Life after euthanasia for bereaved pet carers

The decision to have a pet ‘put to sleep’, to choose euthanasia to end their life, is one of the hardest decisions a pet carer may ever have to make.

Even when an animal is suffering and has no hope of recovery, the decision is rarely as clear cut as you might expect. Will tomorrow be a better day? Is it too soon? Have I left it too late? Will they think I’ve given up on them? Will I be able to be strong for them?

These thoughts are all common.

If you’re faced with this heart-breaking decision, we have a number of pages dedicated to information about euthanasia on The Ralph Site. We’d recommend these if you’re worried about what to expect, whether or not you should be present or the aftercare of your pet.

In this blog, however, we wanted to take a look at life after euthanasia for bereaved pet carers. It might be helpful to know that, whatever your thoughts and feelings, you’re not alone.

Common feelings after euthanasia

Some people experience a strong sense of peace, of having chosen a final kindness for their pet after euthanasia. We often talk about putting an animal ‘out of their misery’ and this can be the case when a pet has been very unwell or badly hurt.

But, for others, euthanasia can raise a whole host of difficult thoughts and feelings that are extremely traumatic for the bereaved pet carer. This is something that comes up a lot in The Ralph Site Facebook group.

Common feelings after euthanasia include:

  • Guilt (“I shouldn’t have given up”, “I should have noticed something was wrong sooner”, “I should have asked for a second opinion”)
  • Worry that it was too soon or too late
  • Repetitive thoughts about the pet being stressed and scared at the end
  • Fear that the pet wanted to live and their trust in us was betrayed
  • Worry that there might have been a different, unexplored avenue of treatment that was overlooked

So often, people worry that if they’d have done something different, their pet might still be alive. In the pain and fog of grief, it can be hard to reflect objectively on the reasons for choosing euthanasia.

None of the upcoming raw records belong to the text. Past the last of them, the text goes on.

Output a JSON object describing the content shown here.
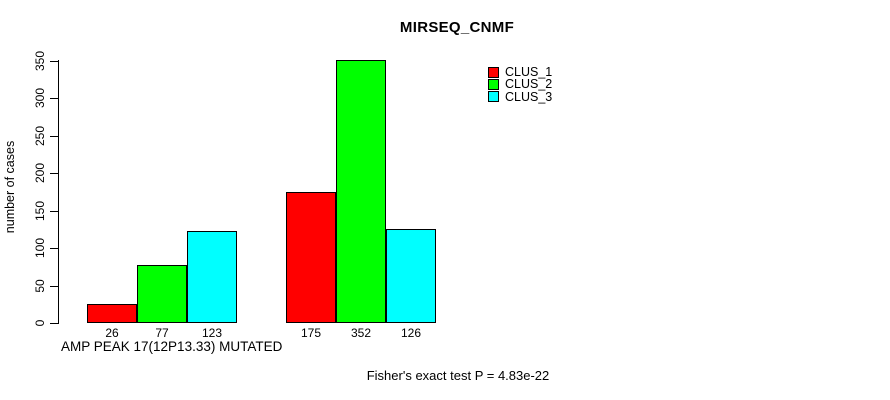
{
  "chart_data": {
    "type": "bar",
    "title": "MIRSEQ_CNMF",
    "ylabel": "number of cases",
    "xlabel": "AMP PEAK 17(12P13.33) MUTATED",
    "annotation": "Fisher's exact test P = 4.83e-22",
    "ylim": [
      0,
      350
    ],
    "yticks": [
      0,
      50,
      100,
      150,
      200,
      250,
      300,
      350
    ],
    "grid": false,
    "background": "#FFFFFF",
    "axis_color": "#000000",
    "groups": 2,
    "series": [
      {
        "name": "CLUS_1",
        "color": "#FF0000",
        "values": [
          26,
          175
        ]
      },
      {
        "name": "CLUS_2",
        "color": "#00FF00",
        "values": [
          77,
          352
        ]
      },
      {
        "name": "CLUS_3",
        "color": "#00FFFF",
        "values": [
          123,
          126
        ]
      }
    ],
    "bar_value_labels": [
      [
        "26",
        "77",
        "123"
      ],
      [
        "175",
        "352",
        "126"
      ]
    ],
    "legend": {
      "position": "top-right",
      "entries": [
        "CLUS_1",
        "CLUS_2",
        "CLUS_3"
      ]
    }
  }
}
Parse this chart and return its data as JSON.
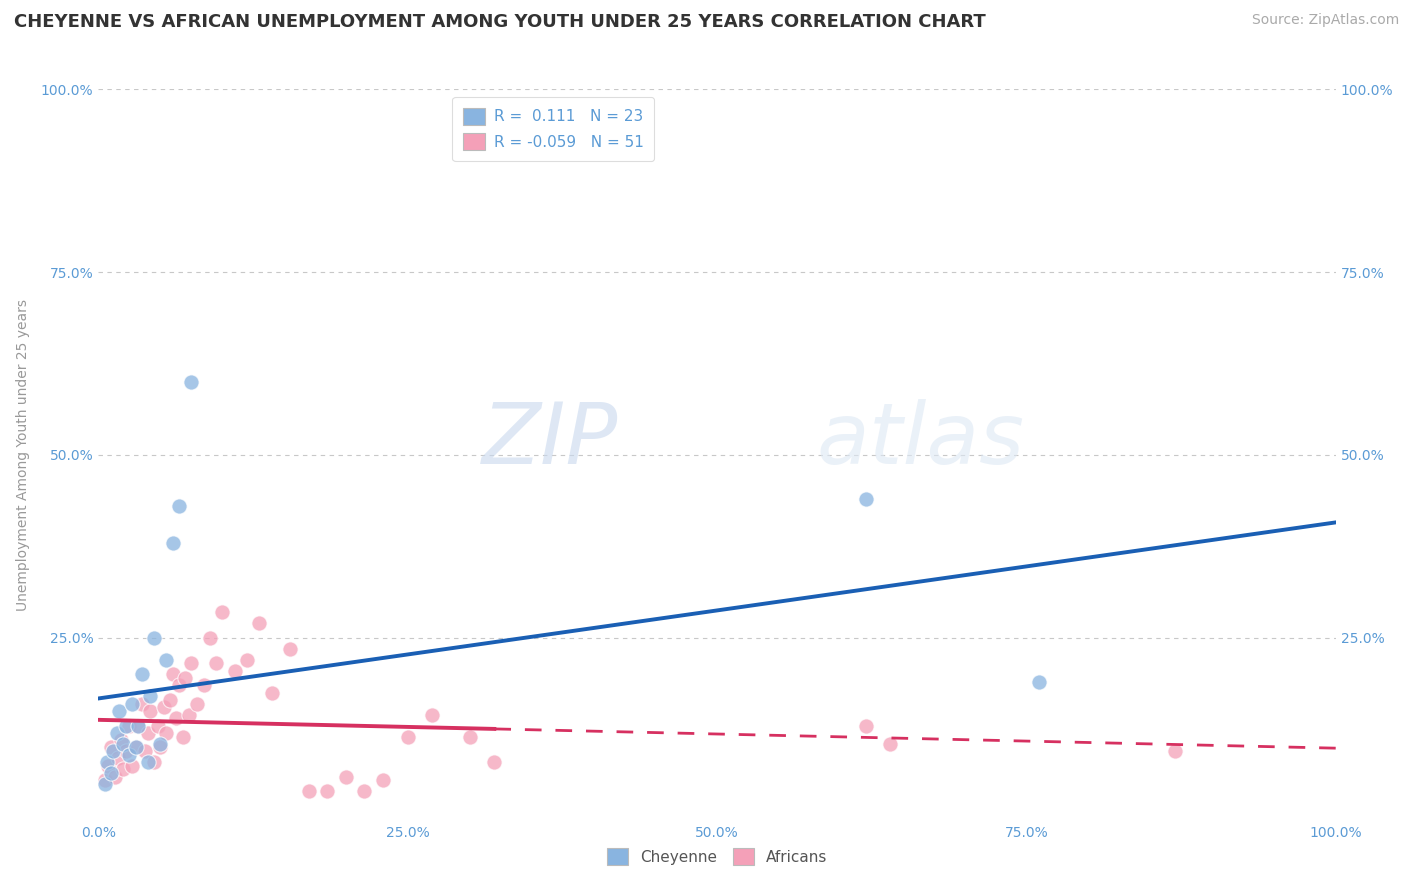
{
  "title": "CHEYENNE VS AFRICAN UNEMPLOYMENT AMONG YOUTH UNDER 25 YEARS CORRELATION CHART",
  "source": "Source: ZipAtlas.com",
  "ylabel": "Unemployment Among Youth under 25 years",
  "xlim": [
    0,
    1.0
  ],
  "ylim": [
    0,
    1.0
  ],
  "watermark_zip": "ZIP",
  "watermark_atlas": "atlas",
  "cheyenne_color": "#89b4e0",
  "africans_color": "#f4a0b8",
  "cheyenne_R": "0.111",
  "cheyenne_N": "23",
  "africans_R": "-0.059",
  "africans_N": "51",
  "cheyenne_line_color": "#1a5fb4",
  "africans_line_color": "#d63060",
  "cheyenne_x": [
    0.005,
    0.007,
    0.01,
    0.012,
    0.015,
    0.017,
    0.02,
    0.022,
    0.025,
    0.027,
    0.03,
    0.032,
    0.035,
    0.04,
    0.042,
    0.045,
    0.05,
    0.055,
    0.06,
    0.065,
    0.075,
    0.62,
    0.76
  ],
  "cheyenne_y": [
    0.05,
    0.08,
    0.065,
    0.095,
    0.12,
    0.15,
    0.105,
    0.13,
    0.09,
    0.16,
    0.1,
    0.13,
    0.2,
    0.08,
    0.17,
    0.25,
    0.105,
    0.22,
    0.38,
    0.43,
    0.6,
    0.44,
    0.19
  ],
  "africans_x": [
    0.005,
    0.008,
    0.01,
    0.013,
    0.016,
    0.018,
    0.02,
    0.022,
    0.025,
    0.027,
    0.03,
    0.032,
    0.035,
    0.038,
    0.04,
    0.042,
    0.045,
    0.048,
    0.05,
    0.053,
    0.055,
    0.058,
    0.06,
    0.063,
    0.065,
    0.068,
    0.07,
    0.073,
    0.075,
    0.08,
    0.085,
    0.09,
    0.095,
    0.1,
    0.11,
    0.12,
    0.13,
    0.14,
    0.155,
    0.17,
    0.185,
    0.2,
    0.215,
    0.23,
    0.25,
    0.27,
    0.3,
    0.32,
    0.62,
    0.64,
    0.87
  ],
  "africans_y": [
    0.055,
    0.075,
    0.1,
    0.06,
    0.085,
    0.11,
    0.07,
    0.095,
    0.13,
    0.075,
    0.1,
    0.13,
    0.16,
    0.095,
    0.12,
    0.15,
    0.08,
    0.13,
    0.1,
    0.155,
    0.12,
    0.165,
    0.2,
    0.14,
    0.185,
    0.115,
    0.195,
    0.145,
    0.215,
    0.16,
    0.185,
    0.25,
    0.215,
    0.285,
    0.205,
    0.22,
    0.27,
    0.175,
    0.235,
    0.04,
    0.04,
    0.06,
    0.04,
    0.055,
    0.115,
    0.145,
    0.115,
    0.08,
    0.13,
    0.105,
    0.095
  ],
  "grid_color": "#c8c8c8",
  "background_color": "#ffffff",
  "title_fontsize": 13,
  "axis_label_fontsize": 10,
  "tick_fontsize": 10,
  "legend_fontsize": 11,
  "source_fontsize": 10,
  "africans_solid_cutoff": 0.32
}
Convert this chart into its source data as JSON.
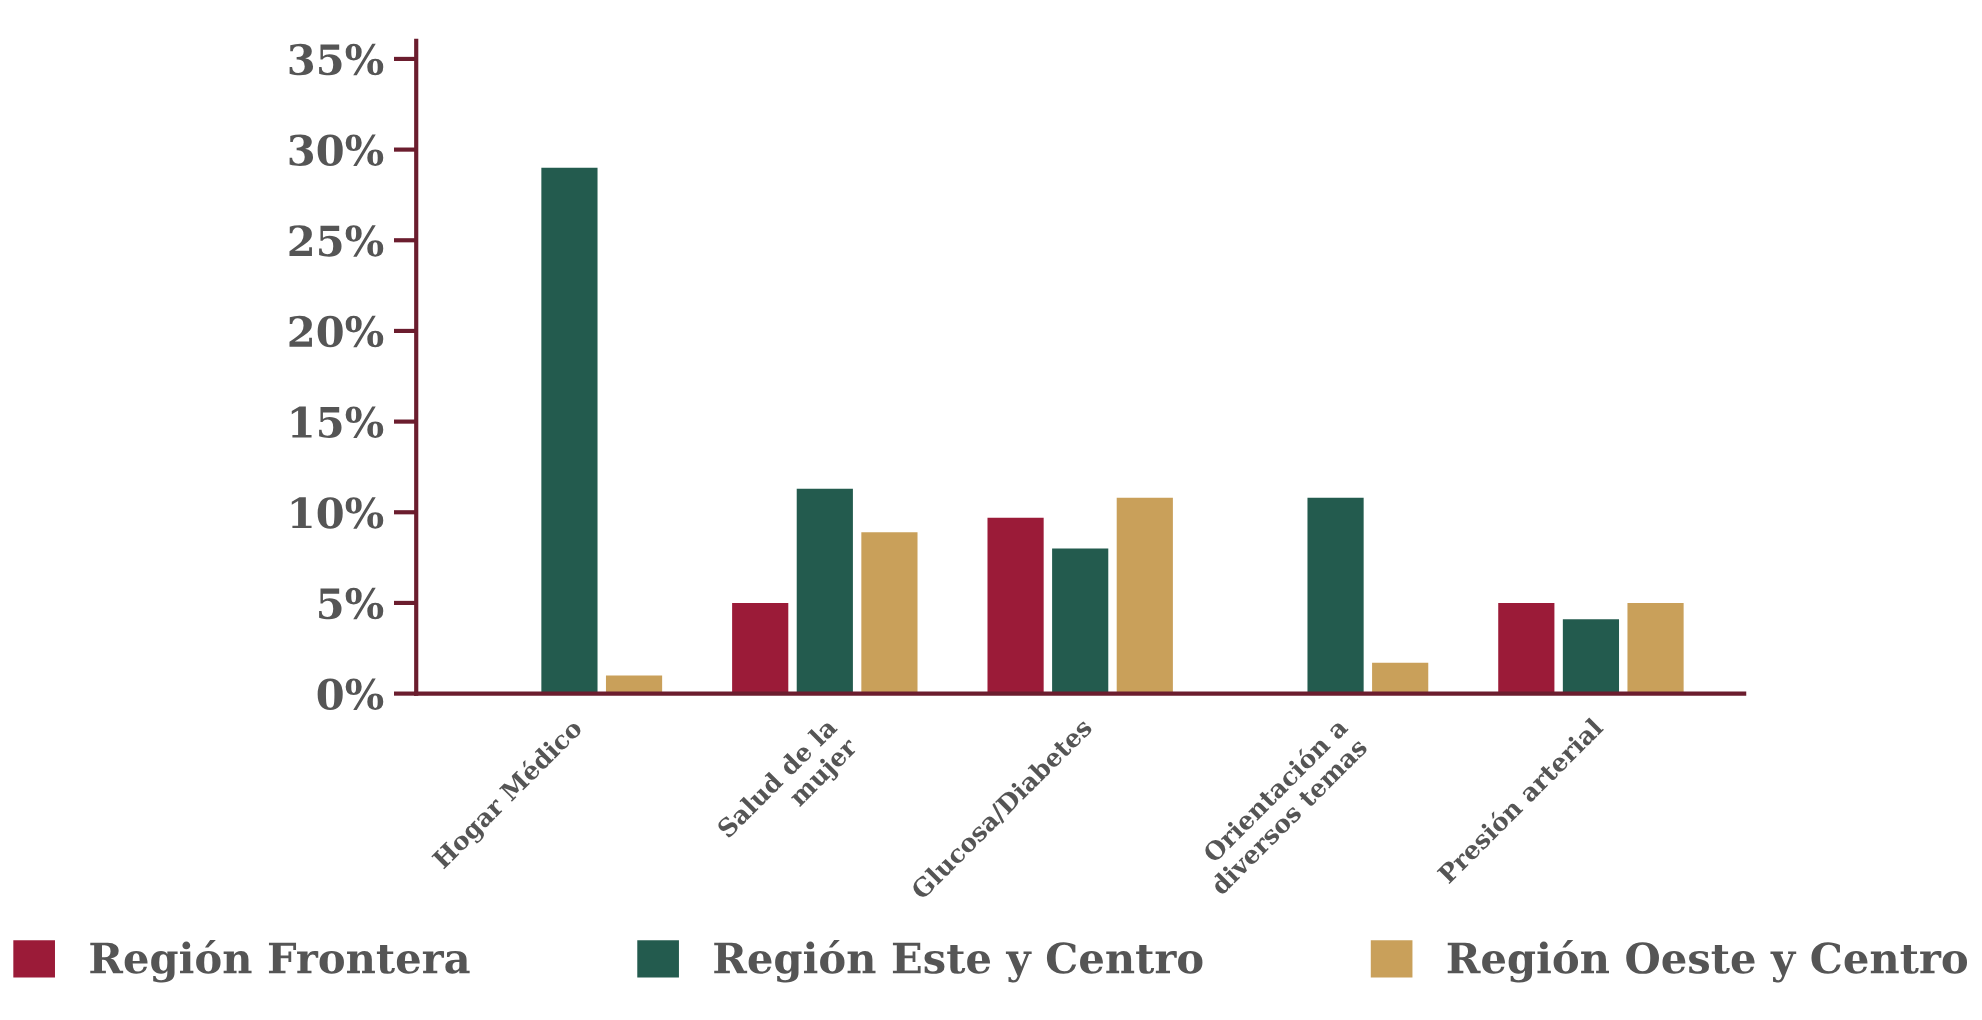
{
  "chart_data": {
    "type": "bar",
    "categories": [
      "Hogar Médico",
      "Salud de la\nmujer",
      "Glucosa/Diabetes",
      "Orientación a\ndiversos temas",
      "Presión arterial"
    ],
    "series": [
      {
        "name": "Región Frontera",
        "color": "#9b1b38",
        "values": [
          null,
          5.0,
          9.7,
          null,
          5.0
        ]
      },
      {
        "name": "Región Este y Centro",
        "color": "#235b4e",
        "values": [
          29.0,
          11.3,
          8.0,
          10.8,
          4.1
        ]
      },
      {
        "name": "Región Oeste y Centro",
        "color": "#c9a05a",
        "values": [
          1.0,
          8.9,
          10.8,
          1.7,
          5.0
        ]
      }
    ],
    "ylim": [
      0,
      36
    ],
    "yticks": [
      {
        "value": 0,
        "label": "0%"
      },
      {
        "value": 5,
        "label": "5%"
      },
      {
        "value": 10,
        "label": "10%"
      },
      {
        "value": 15,
        "label": "15%"
      },
      {
        "value": 20,
        "label": "20%"
      },
      {
        "value": 25,
        "label": "25%"
      },
      {
        "value": 30,
        "label": "30%"
      },
      {
        "value": 35,
        "label": "35%"
      }
    ],
    "grid": false,
    "legend": "bottom"
  }
}
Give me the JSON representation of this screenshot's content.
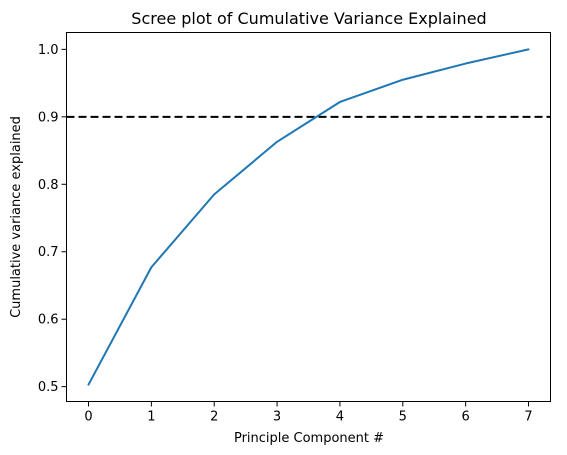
{
  "chart_data": {
    "type": "line",
    "title": "Scree plot of Cumulative Variance Explained",
    "xlabel": "Principle Component #",
    "ylabel": "Cumulative variance explained",
    "x": [
      0,
      1,
      2,
      3,
      4,
      5,
      6,
      7
    ],
    "series": [
      {
        "values": [
          0.503,
          0.677,
          0.785,
          0.863,
          0.922,
          0.955,
          0.979,
          1.0
        ],
        "color": "#1f77b4"
      }
    ],
    "reference_line": {
      "y": 0.9,
      "style": "dashed",
      "color": "#000000"
    },
    "xlim": [
      -0.35,
      7.35
    ],
    "ylim": [
      0.478,
      1.025
    ],
    "xticks": [
      0,
      1,
      2,
      3,
      4,
      5,
      6,
      7
    ],
    "yticks": [
      0.5,
      0.6,
      0.7,
      0.8,
      0.9,
      1.0
    ],
    "xtick_labels": [
      "0",
      "1",
      "2",
      "3",
      "4",
      "5",
      "6",
      "7"
    ],
    "ytick_labels": [
      "0.5",
      "0.6",
      "0.7",
      "0.8",
      "0.9",
      "1.0"
    ],
    "grid": false,
    "legend": "none"
  }
}
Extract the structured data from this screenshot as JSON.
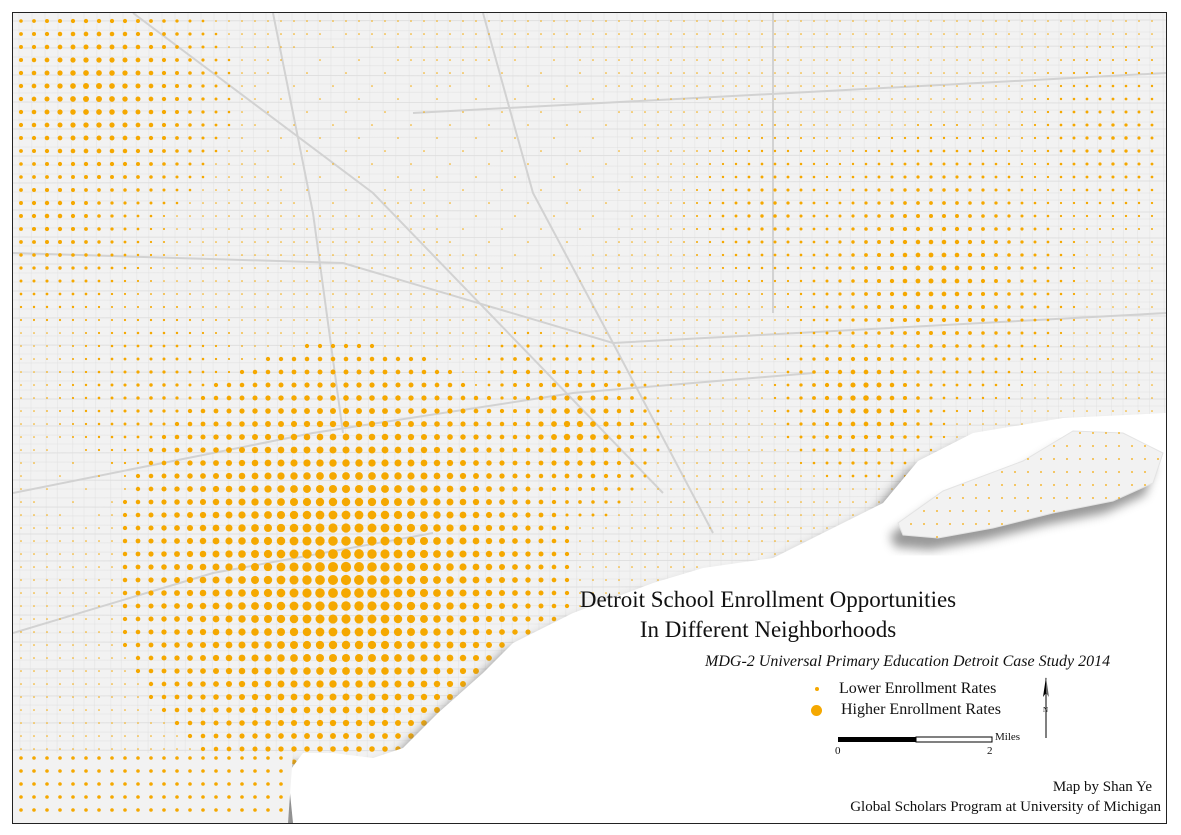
{
  "map": {
    "title_line1": "Detroit School Enrollment Opportunities",
    "title_line2": "In Different Neighborhoods",
    "subtitle": "MDG-2 Universal Primary Education Detroit Case Study 2014",
    "legend": {
      "low_label": "Lower Enrollment Rates",
      "high_label": "Higher Enrollment Rates"
    },
    "scale": {
      "unit": "Miles",
      "start": "0",
      "end": "2"
    },
    "north_label": "N",
    "credit_line1": "Map by Shan Ye",
    "credit_line2": "Global Scholars Program at University of Michigan",
    "colors": {
      "dot": "#f5a800",
      "land": "#f2f2f2",
      "roads": "#dcdcdc",
      "water": "#ffffff",
      "shadow": "#7a7a7a"
    }
  }
}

Also, if your pet became ill or injured unexpectedly, you may feel that you didn’t have time to think about what to do. If you followed your vet’s advice, you may question whether it was the right course of action.

Many people in The Ralph Site Facebook group also talk about replaying their pet’s final moments in their mind over and over again. This can be relentless at first or even for some time afterwards. They can worry that they’ll never be able to remember the good times again.

Every person is different but many of us experience emotional or behavioural responses to having a pet put to sleep.

Other feelings you may find yourself experiencing include:

  • Denial
  • Disorientation
  • Shock
  • Disbelief
  • Anger
  • Regret

Many people talk about feeling like they’re ‘going crazy’ or that they’ll never be the same again. It’s usual too to focus on all the lost moments you will never share with your pet.

You may have a disconnected feeling where you emerge from the moments after your pet has died to find that the world is carrying on with no understanding of what you’ve just lost. This can be even more pronounced with euthanasia.

Grief can affect how we behave. Some people find they can’t move their pet’s possessions – water in a bowl is left to evaporate, blankets in a bed stay tangled from the last sleep, toys are scattered around the house – while other people pack everything away immediately, feeling that they can’t bear the constant reminders of their loved one.

Some people struggle to sleep in the bed without their pet snuggled by their side, while others just want to sleep every day away.

You may feel a compulsion to talk about your pet, to memorialise them or to recount the details of their death as much as possible. Equally, you may find yourself withdrawing from people because you don’t feel anyone can understand your loss.

People may reassure you that euthanasia was the last gift and kindness you had to give your pet but you may feel like it was less of a gift and more of a poison chalice.

My point in discussing these thoughts and feelings is to reassure you that there is no such thing as a ‘right’ response to euthanasia or bereavement. Every feeling I’ve mentioned here has been experienced many times over. You are not alone.

The most important thing to remember is that, whatever led you to the decision that euthanasia was the best option for your pet, you were trying to do the right thing for them. Vets do not recommend euthanasia lightly and will always advocate for an animal if they think there is an alternative. You knew your pet best and did not want them to suffer. Letting them go is a selfless act when forever wouldn’t be long enough together.

Many people wish that their pet could give them forgiveness or send them a sign that they understand why euthanasia was necessary. In the potential absence of this, the forgiveness has to come from within and that can take time.

If you are struggling with life after euthanasia, please do reach out for support. There are some wonderful pet bereavement counsellors out there and many, many people within The Ralph Site community who understand your feelings.

Above all, be kind to yourself and know that you are not alone.